After nightfall on June 25, Captain Boyd informed Knipe that his pickets were beginning to fire more often. To Boyd, this meant that the enemy was preparing to advance north. And even though the Rebels actually did not begin their move until June 27, Knipe had decided to evacuate Carlisle and fall back to Harrisburg's defenses. In his diary, Lieutenant William Robinson of the 8th New York chronicled his company's last two days in Carlisle:

"Wednesday, June 24. Reville 4 A.M. Officer of the Day. dress parade 6 P.M. Regt ordered to take up position to repel the enemy. Planted cannon and took position ½ mile out of town. Stackt arms and slept close by our muskets without tents expecting to have a fight before morning. No alarm during the night.

Thursday, June 25. Reville 4 A.M. Regt drill 12 m. Regt drawn up in line prepared for battle from 1 P.M. till dusk. Then most of the Regt deployed as sharp shooters. 10 P.M. ordered to retreat back to Harrisburg. Marched back to Kingston in heavy rain and halted for the night compleatly worn out. heavy rain all night."

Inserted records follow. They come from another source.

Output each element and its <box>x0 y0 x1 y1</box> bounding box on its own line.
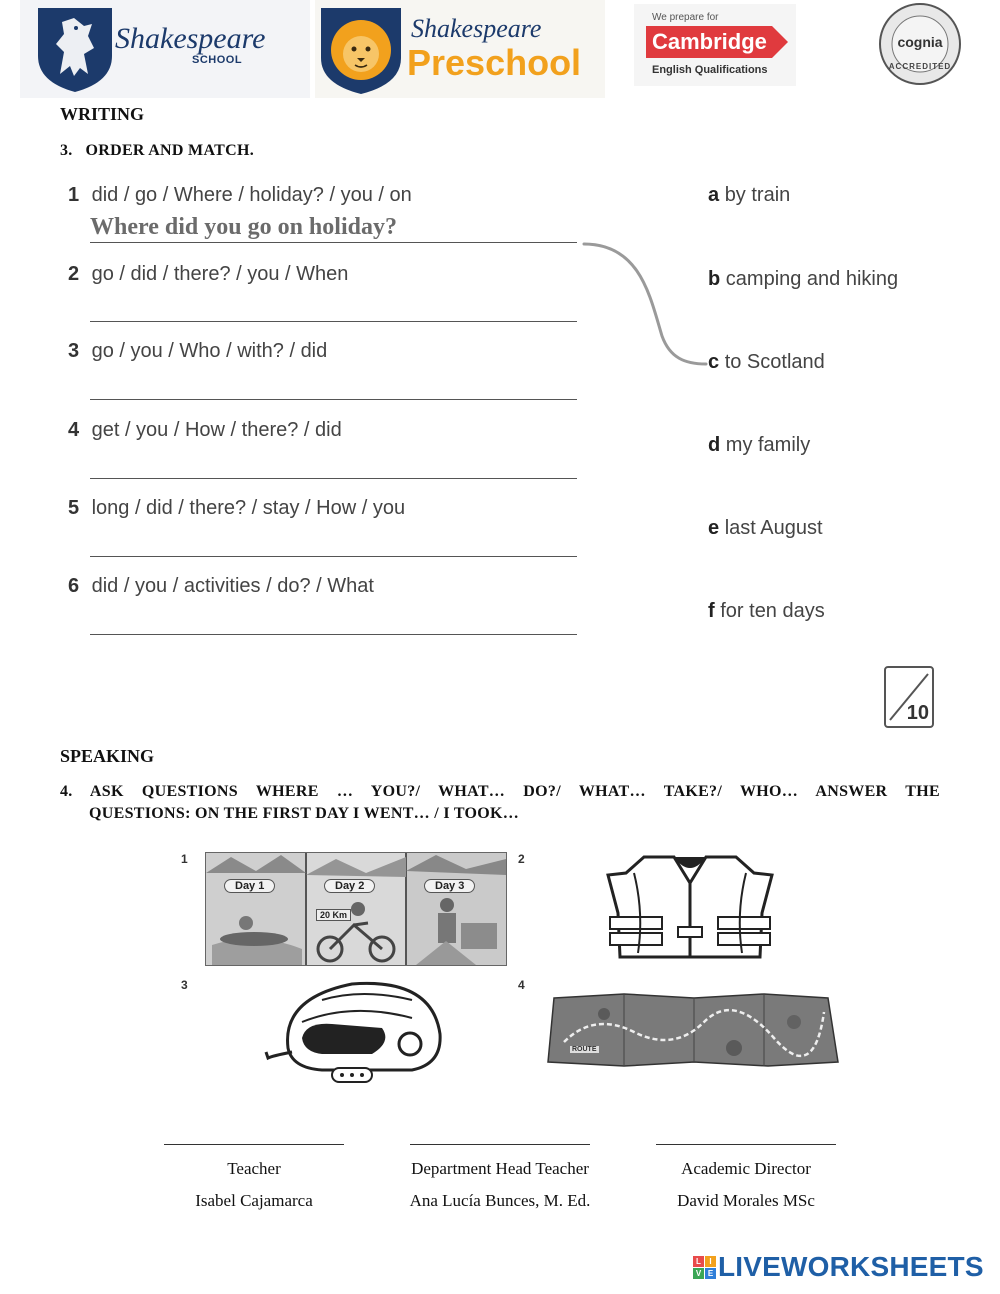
signature-name: Ana Lucía Bunces, M. Ed. <box>409 1191 591 1210</box>
match-option-d[interactable] <box>708 434 810 457</box>
signature-role: Academic Director <box>681 1159 811 1178</box>
cognia-ring-text: ACCREDITED <box>888 62 952 71</box>
cambridge-logo <box>634 4 796 86</box>
shakespeare-preschool-logo <box>315 0 605 98</box>
writing-exercise-title: 3. ORDER AND MATCH. <box>60 142 255 159</box>
life-jacket-icon <box>604 853 776 961</box>
cognia-name-text: cognia <box>897 34 943 50</box>
day-label: Day 1 <box>224 879 275 893</box>
match-option-a[interactable] <box>708 184 790 207</box>
answer-line-1 <box>90 242 577 243</box>
trail-map-icon <box>544 992 840 1068</box>
badge-cell: V <box>693 1268 704 1279</box>
option-letter: f <box>708 600 715 622</box>
badge-cell: E <box>705 1268 716 1279</box>
question-row <box>68 263 348 286</box>
option-text: my family <box>725 434 811 456</box>
cambridge-top-text: We prepare for <box>652 12 719 23</box>
signature-line-department-head <box>410 1144 590 1145</box>
preschool-brand-bottom: Preschool <box>407 42 582 83</box>
signature-name: Isabel Cajamarca <box>195 1191 313 1210</box>
answer-input-1[interactable]: Where did you go on holiday? <box>90 214 397 240</box>
answer-line-5 <box>90 556 577 557</box>
map-route-label: ROUTE <box>572 1046 597 1053</box>
option-letter: b <box>708 268 721 290</box>
signature-role: Department Head Teacher <box>411 1159 589 1178</box>
liveworksheets-badge[interactable] <box>693 1256 717 1280</box>
question-words: long / did / there? / stay / How / you <box>91 497 406 519</box>
question-row <box>68 575 374 598</box>
badge-cell: I <box>705 1256 716 1267</box>
picture-number: 3 <box>181 978 188 992</box>
shakespeare-school-logo <box>20 0 310 98</box>
match-option-c[interactable] <box>708 351 825 374</box>
answer-line-6 <box>90 634 577 635</box>
option-letter: e <box>708 517 720 539</box>
question-row <box>68 184 412 207</box>
signature-role: Teacher <box>227 1159 281 1178</box>
question-number: 1 <box>68 184 80 206</box>
distance-sign: 20 Km <box>316 909 351 921</box>
question-number: 6 <box>68 575 80 597</box>
question-words: did / you / activities / do? / What <box>91 575 374 597</box>
signature-line-teacher <box>164 1144 344 1145</box>
question-words: go / did / there? / you / When <box>91 263 349 285</box>
option-letter: a <box>708 184 720 206</box>
option-text: camping and hiking <box>725 268 899 290</box>
question-words: did / go / Where / holiday? / you / on <box>91 184 412 206</box>
signature-line-director <box>656 1144 836 1145</box>
writing-section-title: WRITING <box>60 104 145 124</box>
answer-input-6[interactable] <box>90 607 577 633</box>
badge-cell: L <box>693 1256 704 1267</box>
question-words: go / you / Who / with? / did <box>91 340 328 362</box>
picture-number: 1 <box>181 852 188 866</box>
score-box <box>884 666 934 728</box>
option-text: to Scotland <box>724 351 825 373</box>
option-letter: d <box>708 434 721 456</box>
match-connector-line[interactable] <box>580 236 710 370</box>
activities-scene-icon <box>206 853 506 965</box>
speaking-section-title: SPEAKING <box>60 746 155 766</box>
picture-number: 2 <box>518 852 525 866</box>
question-number: 4 <box>68 419 80 441</box>
answer-line-2 <box>90 321 577 322</box>
school-brand-text: Shakespeare <box>115 22 266 55</box>
speaking-exercise-line1: 4. ASK QUESTIONS WHERE … YOU?/ WHAT… DO?/ WHAT… TAKE?/ WHO… ANSWER THE <box>60 783 940 800</box>
answer-input-4[interactable] <box>90 451 577 477</box>
school-sub-text: SCHOOL <box>192 54 243 66</box>
liveworksheets-brand[interactable]: LIVEWORKSHEETS <box>718 1251 984 1282</box>
cambridge-name-text: Cambridge <box>652 29 767 54</box>
question-row <box>68 497 405 520</box>
answer-input-3[interactable] <box>90 372 577 398</box>
question-row <box>68 419 342 442</box>
picture-number: 4 <box>518 978 525 992</box>
answer-line-3 <box>90 399 577 400</box>
match-option-f[interactable] <box>708 600 825 623</box>
preschool-brand-top: Shakespeare <box>411 14 542 43</box>
lion-face-icon <box>317 4 405 96</box>
option-text: by train <box>724 184 791 206</box>
option-letter: c <box>708 351 720 373</box>
question-words: get / you / How / there? / did <box>91 419 342 441</box>
question-number: 5 <box>68 497 80 519</box>
option-text: for ten days <box>720 600 825 622</box>
signature-name: David Morales MSc <box>677 1191 815 1210</box>
header-logos <box>20 0 980 98</box>
match-option-b[interactable] <box>708 268 898 291</box>
question-number: 3 <box>68 340 80 362</box>
answer-input-2[interactable] <box>90 294 577 320</box>
answer-input-5[interactable] <box>90 529 577 555</box>
lion-shield-icon <box>34 4 116 94</box>
cambridge-bottom-text: English Qualifications <box>652 64 768 76</box>
day-label: Day 2 <box>324 879 375 893</box>
score-total: 10 <box>906 702 929 724</box>
match-option-e[interactable] <box>708 517 823 540</box>
question-row <box>68 340 327 363</box>
option-text: last August <box>724 517 823 539</box>
cognia-badge <box>878 2 962 86</box>
helmet-icon <box>262 978 446 1086</box>
question-number: 2 <box>68 263 80 285</box>
picture-activities-strip <box>205 852 507 966</box>
speaking-exercise-line2: QUESTIONS: ON THE FIRST DAY I WENT… / I TOOK… <box>89 805 520 822</box>
day-label: Day 3 <box>424 879 475 893</box>
answer-line-4 <box>90 478 577 479</box>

When Jenkins approached Carlisle in force on June 27, Captain Boyd warned local officials that the enemy was coming, then withdrew through town. A deputation led by Mayor William M. Penrose went out under a flag of truce, located General Jenkins, assured him that there were no armed Yankees in Carlisle, and requested that the Rebels not charge through the streets and alarm the populace. Amused by the fearful civilians, Jenkins assured his guests that he and his men were not barbarians and would not harm those who remained quiet.

As promised, General Jenkins and his men rode peacefully into Carlisle, stopping in the town square to demand food and forage for his men and horses. Leaving a detail behind to secure the promised foodstuffs, he then marched the brigade eastward on the Trindle Road and deployed his men to screen the approaches and watch for Yankees. General Johnson's troops halted west of Carlisle and went into camp about three miles from town along Cedar Spring Run (now Alexander's Spring Run).

Behind him, the bulk of the Confederate infantry came into Carlisle along the Walnut Bottom Road. General George Doles' Georgia brigade bivouacked on the Dickinson College campus, while Colonel Edward A. O'Neal's Alabamians bedded down on the eastern edge of the town. General Rodes' remaining three brigades moved into the abandoned Carlisle Barracks, the cavalry recruiting and training station, where General Ewell had been stationed after his graduation from West Point. Ewell made himself at home in the post commander's quarters while his subordinates commandeered other suitable quarters on the barracks grounds.

Soon after occupying Carlisle, Ewell directed Jenkins to continue moving east toward Harrisburg. By night fall, the cavalry commander had moved his men halfway to the next town, Mechanicsburg. Union cavalry pickets contested his advance, indicating that perhaps more enemy soldiers could be found ahead, protecting the approach to Harrisburg. Although he did not know it at the time, Jenkins' advance was the Confederate High Tide.